In another embodiment, the pressure intensifier 13 and the reformer 14 are provided in a single housing. Preferably, the package is designed for mounting on a vehicle, where the package can be coupled to a fuel line and used to produce syn gas. Optionally, the package is part of an auxiliary power system.
Another embodiment of the invention relates to a power system comprising a fuel reformer system according to the present invention and a fuel cell. The fuel cell can be of any type, but is usually a solid oxide electrolyte fuel cell. The fuel cell uses the reformer product as feed and may be contained with the reformer in a single housing. The fuel cell generally comprises a plurality of cells connected in series. Typically, oxygen is reduced at one electrode to form oxygen ions, which diffuse through the electrolyte and react with reformed fuel on the other side.

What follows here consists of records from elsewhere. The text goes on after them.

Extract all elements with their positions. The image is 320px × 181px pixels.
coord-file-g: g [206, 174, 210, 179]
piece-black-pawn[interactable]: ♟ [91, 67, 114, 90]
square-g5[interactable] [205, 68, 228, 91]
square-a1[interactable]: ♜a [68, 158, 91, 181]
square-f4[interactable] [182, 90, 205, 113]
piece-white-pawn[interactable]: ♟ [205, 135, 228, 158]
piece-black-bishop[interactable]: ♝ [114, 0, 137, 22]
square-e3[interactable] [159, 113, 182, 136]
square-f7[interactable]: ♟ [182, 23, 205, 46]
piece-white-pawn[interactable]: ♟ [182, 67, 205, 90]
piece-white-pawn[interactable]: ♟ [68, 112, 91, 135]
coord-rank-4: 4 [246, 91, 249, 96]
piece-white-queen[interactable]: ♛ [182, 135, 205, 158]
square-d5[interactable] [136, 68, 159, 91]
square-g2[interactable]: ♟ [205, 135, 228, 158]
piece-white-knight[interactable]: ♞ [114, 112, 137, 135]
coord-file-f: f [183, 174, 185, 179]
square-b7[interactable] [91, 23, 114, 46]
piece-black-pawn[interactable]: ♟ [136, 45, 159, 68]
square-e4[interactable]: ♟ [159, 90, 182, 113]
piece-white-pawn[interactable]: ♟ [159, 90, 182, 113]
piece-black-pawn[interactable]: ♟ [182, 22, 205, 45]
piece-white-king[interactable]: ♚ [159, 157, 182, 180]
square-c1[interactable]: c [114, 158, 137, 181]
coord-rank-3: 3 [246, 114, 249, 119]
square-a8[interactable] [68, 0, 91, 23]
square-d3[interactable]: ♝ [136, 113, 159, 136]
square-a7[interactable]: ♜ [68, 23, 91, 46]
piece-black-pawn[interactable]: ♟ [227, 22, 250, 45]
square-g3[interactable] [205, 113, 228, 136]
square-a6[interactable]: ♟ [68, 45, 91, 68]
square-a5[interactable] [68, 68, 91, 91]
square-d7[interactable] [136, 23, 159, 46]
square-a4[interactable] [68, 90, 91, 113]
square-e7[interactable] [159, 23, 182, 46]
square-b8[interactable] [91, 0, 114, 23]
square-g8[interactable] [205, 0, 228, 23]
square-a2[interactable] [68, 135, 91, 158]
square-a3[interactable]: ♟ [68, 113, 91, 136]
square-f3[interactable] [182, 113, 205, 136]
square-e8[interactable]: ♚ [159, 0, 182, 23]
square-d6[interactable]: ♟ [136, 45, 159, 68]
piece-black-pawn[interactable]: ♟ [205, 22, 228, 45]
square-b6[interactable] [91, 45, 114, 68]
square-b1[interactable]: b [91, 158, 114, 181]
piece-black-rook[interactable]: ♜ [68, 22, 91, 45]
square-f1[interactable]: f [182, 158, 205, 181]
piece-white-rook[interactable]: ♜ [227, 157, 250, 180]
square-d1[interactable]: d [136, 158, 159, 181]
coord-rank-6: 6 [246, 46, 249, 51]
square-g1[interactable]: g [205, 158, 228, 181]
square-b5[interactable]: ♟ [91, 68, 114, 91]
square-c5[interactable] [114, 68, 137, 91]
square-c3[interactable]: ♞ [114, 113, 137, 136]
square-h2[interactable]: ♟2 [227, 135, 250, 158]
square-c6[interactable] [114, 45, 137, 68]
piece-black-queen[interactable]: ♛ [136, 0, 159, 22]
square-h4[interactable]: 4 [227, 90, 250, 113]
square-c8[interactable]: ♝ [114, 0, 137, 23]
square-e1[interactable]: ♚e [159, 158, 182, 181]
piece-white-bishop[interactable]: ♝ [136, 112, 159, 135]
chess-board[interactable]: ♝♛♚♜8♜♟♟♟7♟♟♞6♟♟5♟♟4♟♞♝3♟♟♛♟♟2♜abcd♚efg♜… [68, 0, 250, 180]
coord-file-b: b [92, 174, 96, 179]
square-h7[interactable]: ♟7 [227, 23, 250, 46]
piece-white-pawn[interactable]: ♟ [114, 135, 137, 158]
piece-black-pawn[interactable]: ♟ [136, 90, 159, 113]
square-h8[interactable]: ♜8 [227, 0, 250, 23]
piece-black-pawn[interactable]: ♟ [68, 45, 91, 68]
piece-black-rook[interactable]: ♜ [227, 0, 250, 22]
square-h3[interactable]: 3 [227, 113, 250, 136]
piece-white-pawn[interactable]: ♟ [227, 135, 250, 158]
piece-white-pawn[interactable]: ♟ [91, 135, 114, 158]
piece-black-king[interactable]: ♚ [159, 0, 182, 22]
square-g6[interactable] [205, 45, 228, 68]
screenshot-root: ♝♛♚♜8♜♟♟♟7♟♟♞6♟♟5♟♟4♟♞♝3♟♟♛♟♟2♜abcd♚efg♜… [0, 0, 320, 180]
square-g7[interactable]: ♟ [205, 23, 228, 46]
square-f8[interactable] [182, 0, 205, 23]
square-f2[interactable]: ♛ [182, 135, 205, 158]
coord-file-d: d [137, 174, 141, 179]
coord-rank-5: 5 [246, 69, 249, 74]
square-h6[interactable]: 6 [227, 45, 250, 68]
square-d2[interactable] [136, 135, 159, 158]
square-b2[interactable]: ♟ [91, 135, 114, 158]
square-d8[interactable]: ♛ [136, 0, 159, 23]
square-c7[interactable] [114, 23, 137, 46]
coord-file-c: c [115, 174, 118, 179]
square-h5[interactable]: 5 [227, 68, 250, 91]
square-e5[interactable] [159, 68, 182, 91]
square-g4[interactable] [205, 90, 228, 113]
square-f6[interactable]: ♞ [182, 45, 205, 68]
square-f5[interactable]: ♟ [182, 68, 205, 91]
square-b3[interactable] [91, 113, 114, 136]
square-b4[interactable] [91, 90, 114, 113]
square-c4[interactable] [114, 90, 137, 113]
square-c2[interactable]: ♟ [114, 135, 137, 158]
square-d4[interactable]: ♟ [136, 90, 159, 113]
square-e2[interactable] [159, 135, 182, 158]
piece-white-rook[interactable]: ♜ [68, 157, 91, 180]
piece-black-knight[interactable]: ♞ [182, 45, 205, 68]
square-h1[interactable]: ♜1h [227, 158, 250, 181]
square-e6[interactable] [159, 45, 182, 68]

The oxygen electrode of the fuel cell can be a doped ceramic of the perovskite family, for example, doped LaMnO3. The electrolyte can be, for example, yttria-stabilized zirconia. The fuel electrode can be, for example, a zirconia-nickel cermet material. A typical operating temperature for the fuel cell would be in the range from about 600 to about 1000° C. The fuel cell can operate at approximately the same temperature as the reformer.
Optionally, a portion of the reformer product can be recirculated to increase conversion. Recirculation can involve compressing the reformer product and injecting it anywhere upstream of the catalyst 19. Preferably, the reformer product is recirculated to the mixing chamber 30. More preferably, the reformer product is drawn by the Venturi effect through the nozzle 17.
The invention has been shown and described with respect to certain aspects, examples, and embodiments. While a particular feature of the invention may have been disclosed with respect to only one of several aspects, examples, or embodiments, the feature may be combined with one or more other features of the other aspects, examples, or embodiments as may be advantageous for any given or particular application.